Chris Wood, John Medeski, and Billy Martin at Levon Helm Studio in Woodstock.
It’s a sunny Sunday afternoon and the members of jam-band festival favorites Medeski Martin & Wood are wholly consumed, blissfully experimenting in the musical laboratory that is the stage. In fact, by the way he’s darting between the Hammond organ and the full- and toy-size pianos taking up his corner, egg-headed John Medeski looks more like a technician you’d see posed next to the UNIVAC than the keyboardist in a jazz-funk trio. At the opposite end of the bandstand, drummer Billy Martin lays down the heavy fatback, stirring up a thick broth of second-line shuffle beats—spiced with extra cowbell—as he bounces madly on his stool. In the middle, gangly bassist Chris Wood nods his head in time as he tickles and saws at his tall instrument, holding the whole mess together with benign solemnity. The music is full of constant sonic surprises and rump-rolling, irresistibly addictive grooves, and the listeners are clearly getting off on it, stomping, spinning, running around, and throwing their hands in the air like, yep, they just don’t care.
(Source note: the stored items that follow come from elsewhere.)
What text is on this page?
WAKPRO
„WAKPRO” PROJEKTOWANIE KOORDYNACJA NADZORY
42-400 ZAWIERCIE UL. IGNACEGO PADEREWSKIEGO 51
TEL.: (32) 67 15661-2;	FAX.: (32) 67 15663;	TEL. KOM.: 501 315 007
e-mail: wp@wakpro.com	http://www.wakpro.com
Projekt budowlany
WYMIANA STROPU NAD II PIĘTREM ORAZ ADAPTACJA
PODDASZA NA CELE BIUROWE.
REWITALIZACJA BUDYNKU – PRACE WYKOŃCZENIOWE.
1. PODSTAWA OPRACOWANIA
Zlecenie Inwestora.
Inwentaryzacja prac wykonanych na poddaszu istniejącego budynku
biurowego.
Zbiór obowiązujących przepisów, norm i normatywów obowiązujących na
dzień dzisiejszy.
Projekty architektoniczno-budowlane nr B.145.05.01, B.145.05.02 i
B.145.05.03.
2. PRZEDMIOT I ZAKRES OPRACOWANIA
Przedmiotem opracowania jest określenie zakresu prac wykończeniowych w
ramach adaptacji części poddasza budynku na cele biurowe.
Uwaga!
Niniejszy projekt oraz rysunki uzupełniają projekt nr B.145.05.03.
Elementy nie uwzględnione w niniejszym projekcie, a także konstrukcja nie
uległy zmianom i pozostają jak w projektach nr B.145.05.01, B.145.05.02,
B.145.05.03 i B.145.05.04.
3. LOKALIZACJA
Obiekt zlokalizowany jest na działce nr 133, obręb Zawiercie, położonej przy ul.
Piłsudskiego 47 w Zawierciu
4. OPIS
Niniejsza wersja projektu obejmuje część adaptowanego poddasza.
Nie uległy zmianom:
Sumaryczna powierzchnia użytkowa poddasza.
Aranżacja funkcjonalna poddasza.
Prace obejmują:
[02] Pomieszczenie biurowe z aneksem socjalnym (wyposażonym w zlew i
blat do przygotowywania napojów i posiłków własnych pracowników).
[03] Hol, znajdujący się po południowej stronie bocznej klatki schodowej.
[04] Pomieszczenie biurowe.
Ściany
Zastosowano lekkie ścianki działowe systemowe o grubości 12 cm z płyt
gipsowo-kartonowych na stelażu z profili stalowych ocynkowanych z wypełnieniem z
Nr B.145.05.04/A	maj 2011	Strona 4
Typically great MMW show, right? In many ways, yes. But while the band and its members formidable chops are the same, the audience is something altogether new for these well-seasoned players. This crowd is made up largely of children—mainly toddlers, actually. They’re here for one of the occasional Kids Rambles held at Levon Helm Studios in Woodstock, where, of course, parents are allowed, too. And the elders are definitely digging the music as well, dancing while holding their kids, sitting Indian-style on the floor in front of the band, or chatting with other moms and dads as their offspring run wild. Family fun, and with a totally unbeatable soundtrack.
“[The Kids Ramble] did end up being a lot of fun, but we were pretty nervous beforehand,” says Wood a few weeks later. Wait—nervous? A band that has been touring the globe for almost 20 years, collaborated with everyone from Phish to Living Color’s Vernon Reid to jazz great John Scofield, one that regularly headlines massive outdoor festivals and prestigious venues like Manhattan’s Beacon Theater? Nervous, in front of a roomful of tots and their sippy-cup-bearing, diaper bag-toting parents? If such a thing is possible, the trio sure didn’t look uneasy at the time.
“I guess we fooled ya,” says Wood with a laugh. “That was the first time we’d done anything like that, being put in front of a bunch of kids and being expected to entertain them. We weren’t sure if we’d have enough material to hold their attention, since kids have much shorter attention spans than adults. It went pretty well, but we still have a lot to learn.”